While deploying a drone to monitor the water seemed “straight forward” at first, the students said, they soon became aware of unexpected challenges.
“We maintained our commitment to solving the problem, completed the worksheets in time, and even organized additional meetings to ensure we were on the right track,” they said.
“After several in-person discussions, we figured out more challenges within this topic, including how much the drone’s noise impacts the residents, how the prediction accuracy of our algorithm can be maximized, what regulations we need to take into account, etc.

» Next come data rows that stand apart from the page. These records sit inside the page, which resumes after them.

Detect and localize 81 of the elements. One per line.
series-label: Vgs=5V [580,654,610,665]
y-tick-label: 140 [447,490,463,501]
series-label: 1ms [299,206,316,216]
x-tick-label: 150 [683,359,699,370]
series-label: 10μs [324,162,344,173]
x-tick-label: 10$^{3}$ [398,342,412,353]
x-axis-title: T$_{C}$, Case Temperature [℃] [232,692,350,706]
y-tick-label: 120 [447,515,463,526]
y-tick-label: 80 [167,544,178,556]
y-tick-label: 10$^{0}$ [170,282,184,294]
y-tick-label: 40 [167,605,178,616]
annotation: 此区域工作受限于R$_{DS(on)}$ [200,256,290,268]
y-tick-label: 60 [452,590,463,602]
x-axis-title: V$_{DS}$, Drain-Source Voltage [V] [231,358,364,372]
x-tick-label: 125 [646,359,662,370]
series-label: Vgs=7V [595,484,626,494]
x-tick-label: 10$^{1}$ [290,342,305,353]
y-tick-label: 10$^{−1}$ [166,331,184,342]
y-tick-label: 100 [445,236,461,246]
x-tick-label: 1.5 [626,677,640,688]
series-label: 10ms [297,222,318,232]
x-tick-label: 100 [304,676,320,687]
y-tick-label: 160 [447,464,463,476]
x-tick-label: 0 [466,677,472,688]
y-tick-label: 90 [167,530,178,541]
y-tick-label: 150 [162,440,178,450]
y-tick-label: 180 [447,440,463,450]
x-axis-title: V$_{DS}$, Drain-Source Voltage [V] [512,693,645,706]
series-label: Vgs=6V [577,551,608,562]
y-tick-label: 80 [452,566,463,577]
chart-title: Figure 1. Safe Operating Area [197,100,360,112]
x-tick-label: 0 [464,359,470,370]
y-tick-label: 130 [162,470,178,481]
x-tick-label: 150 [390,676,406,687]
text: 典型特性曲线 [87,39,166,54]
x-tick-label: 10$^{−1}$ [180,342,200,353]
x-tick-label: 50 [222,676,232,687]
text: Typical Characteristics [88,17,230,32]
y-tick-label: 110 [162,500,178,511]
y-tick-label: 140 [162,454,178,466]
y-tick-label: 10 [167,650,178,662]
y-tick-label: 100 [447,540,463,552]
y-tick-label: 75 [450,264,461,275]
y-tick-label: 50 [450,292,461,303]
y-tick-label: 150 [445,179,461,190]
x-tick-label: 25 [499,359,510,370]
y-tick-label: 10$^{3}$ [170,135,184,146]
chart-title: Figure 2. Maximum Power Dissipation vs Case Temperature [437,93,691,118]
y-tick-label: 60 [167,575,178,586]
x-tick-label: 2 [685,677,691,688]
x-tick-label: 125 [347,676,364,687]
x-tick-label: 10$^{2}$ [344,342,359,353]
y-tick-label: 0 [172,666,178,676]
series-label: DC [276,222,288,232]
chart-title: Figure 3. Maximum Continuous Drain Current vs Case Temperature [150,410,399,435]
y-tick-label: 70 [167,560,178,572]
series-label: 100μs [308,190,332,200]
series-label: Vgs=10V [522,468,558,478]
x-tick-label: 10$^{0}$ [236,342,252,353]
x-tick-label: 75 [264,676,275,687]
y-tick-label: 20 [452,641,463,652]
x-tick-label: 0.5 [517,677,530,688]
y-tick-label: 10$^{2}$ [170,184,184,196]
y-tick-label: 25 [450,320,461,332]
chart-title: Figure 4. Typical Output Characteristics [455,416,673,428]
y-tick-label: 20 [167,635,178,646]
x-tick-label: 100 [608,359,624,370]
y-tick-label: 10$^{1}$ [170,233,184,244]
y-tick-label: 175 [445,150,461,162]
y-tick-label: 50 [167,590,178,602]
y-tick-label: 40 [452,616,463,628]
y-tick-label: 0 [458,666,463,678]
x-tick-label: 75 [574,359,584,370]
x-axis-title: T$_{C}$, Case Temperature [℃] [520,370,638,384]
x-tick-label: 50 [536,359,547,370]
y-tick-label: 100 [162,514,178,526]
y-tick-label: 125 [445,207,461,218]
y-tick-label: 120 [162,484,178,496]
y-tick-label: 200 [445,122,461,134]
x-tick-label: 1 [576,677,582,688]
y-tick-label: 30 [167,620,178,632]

With the concerns being identified, we then had a more precise direction in our design process, which allowed us to focus on developing a project solution.”
Students say they were proud of how their project could assist the community and enjoyed exploring ideas without constraints.
“We are free to make our decisions as long as we can justify them.”
The students drew on their diverse experiences to come up with different response to the same questions, with being open and inclusive “an invaluable and meaningful lesson.”
They also brought attention to needed changes and technological development in the world, noting that a larger image database would improve accuracy of their machine learning algorithm for detecting algal blooms.
“We believe everyone should be aware of the current situation of our drinking water sources, and this issue will be best addressed if the entire society is involved.”